Sanders Morris Harris Chairman, George Ball expects the S&P 500 will bottom at 3,100 in January from its all-time high of 4,796. Ball also said that the overall outlook doesn’t seem too gloomy while admitting that the decline is going to be a little rocky. The chairman thinks so because of the massive gains the market gained after experiencing a low in the pandemic.

Ball said that everyone has the propensity to count down from the top which makes no sense, adding that the situation is more like the shedding of gains than the build-up of losses. Moreover, the chairman says a drop of 3,100 should be considered a normal cyclical adjustment, eradicating the excess of both economic stimulus and in psychology.”

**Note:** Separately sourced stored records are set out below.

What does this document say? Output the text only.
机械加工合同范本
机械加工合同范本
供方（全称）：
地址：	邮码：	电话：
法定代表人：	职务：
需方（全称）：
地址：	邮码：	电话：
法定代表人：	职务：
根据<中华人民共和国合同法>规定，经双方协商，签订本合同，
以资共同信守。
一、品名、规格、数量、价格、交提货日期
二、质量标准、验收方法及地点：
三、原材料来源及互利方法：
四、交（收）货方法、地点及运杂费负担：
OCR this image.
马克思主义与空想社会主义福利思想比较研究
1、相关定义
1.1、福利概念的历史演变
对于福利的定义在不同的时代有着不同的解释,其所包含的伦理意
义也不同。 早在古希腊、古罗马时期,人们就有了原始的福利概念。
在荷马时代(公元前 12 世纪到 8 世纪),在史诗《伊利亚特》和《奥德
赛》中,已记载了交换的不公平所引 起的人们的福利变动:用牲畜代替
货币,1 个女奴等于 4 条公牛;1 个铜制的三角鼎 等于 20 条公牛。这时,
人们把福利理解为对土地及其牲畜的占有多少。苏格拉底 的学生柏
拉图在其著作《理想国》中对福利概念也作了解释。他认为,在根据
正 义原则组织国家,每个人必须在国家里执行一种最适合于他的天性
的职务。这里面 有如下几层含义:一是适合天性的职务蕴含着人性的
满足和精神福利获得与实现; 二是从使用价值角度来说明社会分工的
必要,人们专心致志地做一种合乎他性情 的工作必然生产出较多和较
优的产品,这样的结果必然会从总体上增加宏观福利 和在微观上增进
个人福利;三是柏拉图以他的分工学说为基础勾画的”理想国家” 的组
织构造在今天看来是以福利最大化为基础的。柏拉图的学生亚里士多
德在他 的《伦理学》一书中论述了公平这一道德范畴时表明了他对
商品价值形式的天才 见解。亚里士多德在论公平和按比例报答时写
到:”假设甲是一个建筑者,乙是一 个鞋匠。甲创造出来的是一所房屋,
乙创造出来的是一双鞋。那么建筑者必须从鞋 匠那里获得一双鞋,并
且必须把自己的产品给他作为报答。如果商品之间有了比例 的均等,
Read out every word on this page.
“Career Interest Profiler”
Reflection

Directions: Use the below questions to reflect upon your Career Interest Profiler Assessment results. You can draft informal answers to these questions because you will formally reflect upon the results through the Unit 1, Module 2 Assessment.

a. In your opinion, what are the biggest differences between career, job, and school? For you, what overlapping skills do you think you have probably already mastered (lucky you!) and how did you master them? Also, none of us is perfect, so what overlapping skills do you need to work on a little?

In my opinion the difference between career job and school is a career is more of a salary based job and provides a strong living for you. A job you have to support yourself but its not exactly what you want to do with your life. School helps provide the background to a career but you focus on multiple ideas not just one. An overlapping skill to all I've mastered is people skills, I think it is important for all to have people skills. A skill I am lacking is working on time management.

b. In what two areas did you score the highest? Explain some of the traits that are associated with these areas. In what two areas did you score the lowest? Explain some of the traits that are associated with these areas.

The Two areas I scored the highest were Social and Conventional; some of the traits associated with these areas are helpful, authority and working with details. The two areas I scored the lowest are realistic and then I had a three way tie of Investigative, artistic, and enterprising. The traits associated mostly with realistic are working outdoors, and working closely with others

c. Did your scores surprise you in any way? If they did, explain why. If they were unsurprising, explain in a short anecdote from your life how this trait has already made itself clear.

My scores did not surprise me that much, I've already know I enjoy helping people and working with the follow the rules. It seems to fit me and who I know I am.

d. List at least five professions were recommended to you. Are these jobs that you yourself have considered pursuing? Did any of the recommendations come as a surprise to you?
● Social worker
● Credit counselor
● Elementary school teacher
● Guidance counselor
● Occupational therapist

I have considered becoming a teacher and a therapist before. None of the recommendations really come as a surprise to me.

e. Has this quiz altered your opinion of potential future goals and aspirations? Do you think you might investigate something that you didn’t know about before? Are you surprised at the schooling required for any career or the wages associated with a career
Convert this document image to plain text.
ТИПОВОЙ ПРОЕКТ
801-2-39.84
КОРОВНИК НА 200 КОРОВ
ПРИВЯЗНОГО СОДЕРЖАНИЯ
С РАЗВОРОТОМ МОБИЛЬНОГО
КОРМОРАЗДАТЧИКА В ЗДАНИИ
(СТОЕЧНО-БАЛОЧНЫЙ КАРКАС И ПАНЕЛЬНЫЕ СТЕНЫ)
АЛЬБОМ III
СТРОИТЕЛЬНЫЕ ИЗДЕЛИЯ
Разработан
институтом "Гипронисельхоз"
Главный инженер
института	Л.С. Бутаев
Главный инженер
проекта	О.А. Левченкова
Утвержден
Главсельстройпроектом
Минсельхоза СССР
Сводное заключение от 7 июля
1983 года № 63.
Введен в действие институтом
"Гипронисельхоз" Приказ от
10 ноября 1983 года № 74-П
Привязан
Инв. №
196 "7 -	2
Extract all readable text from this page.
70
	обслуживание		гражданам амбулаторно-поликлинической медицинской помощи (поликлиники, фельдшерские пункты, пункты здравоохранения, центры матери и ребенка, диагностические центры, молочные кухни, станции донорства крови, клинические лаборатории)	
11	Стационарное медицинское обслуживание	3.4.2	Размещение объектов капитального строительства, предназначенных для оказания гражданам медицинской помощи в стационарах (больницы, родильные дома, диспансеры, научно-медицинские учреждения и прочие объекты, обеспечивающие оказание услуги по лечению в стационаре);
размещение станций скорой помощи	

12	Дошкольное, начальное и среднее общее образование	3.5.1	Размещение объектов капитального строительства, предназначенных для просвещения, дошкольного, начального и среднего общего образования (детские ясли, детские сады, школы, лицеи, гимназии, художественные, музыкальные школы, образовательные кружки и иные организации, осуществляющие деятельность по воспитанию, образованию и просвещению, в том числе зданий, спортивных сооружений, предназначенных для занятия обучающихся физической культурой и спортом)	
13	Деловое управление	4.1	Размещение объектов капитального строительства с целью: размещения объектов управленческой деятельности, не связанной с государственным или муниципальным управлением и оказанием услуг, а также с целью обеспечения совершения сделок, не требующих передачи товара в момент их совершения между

Valuation multiples are recorded to be around 24-times forward earnings all the while of the easy-money era that constituted most of the pandemic period. But, this year it’s different as sentiment could be seen going down and lower and profit margins could be the next thing to decline. Ball added that the corporate earnings will prioritize moving forward, particularly since analysts were slow to amend forecasts properly, lower.

Ball said that analysts like to be adorable, especially during great times, they predict the management and companies will outperform the estimates of earnings, and therefore they experience inflation leading to the target. 

Ball started his career as a stockbroker at E.F. Hutton. According to the New York Times, in 1991, Ball resigned from the position of chairman and chief executive officer of brokerage firm Prudential Bache Securities, following the $300 million in losses suffered by the firm in the span of nine years.

The Federal Reserve increased interest rates to beat the highest inflation in 40 years which led to the S&P being down by over 20% this year. Ball’s lower S&P call may be inspired by the Fed’s stricter restrictions along with the predictions for a downturn in earnings.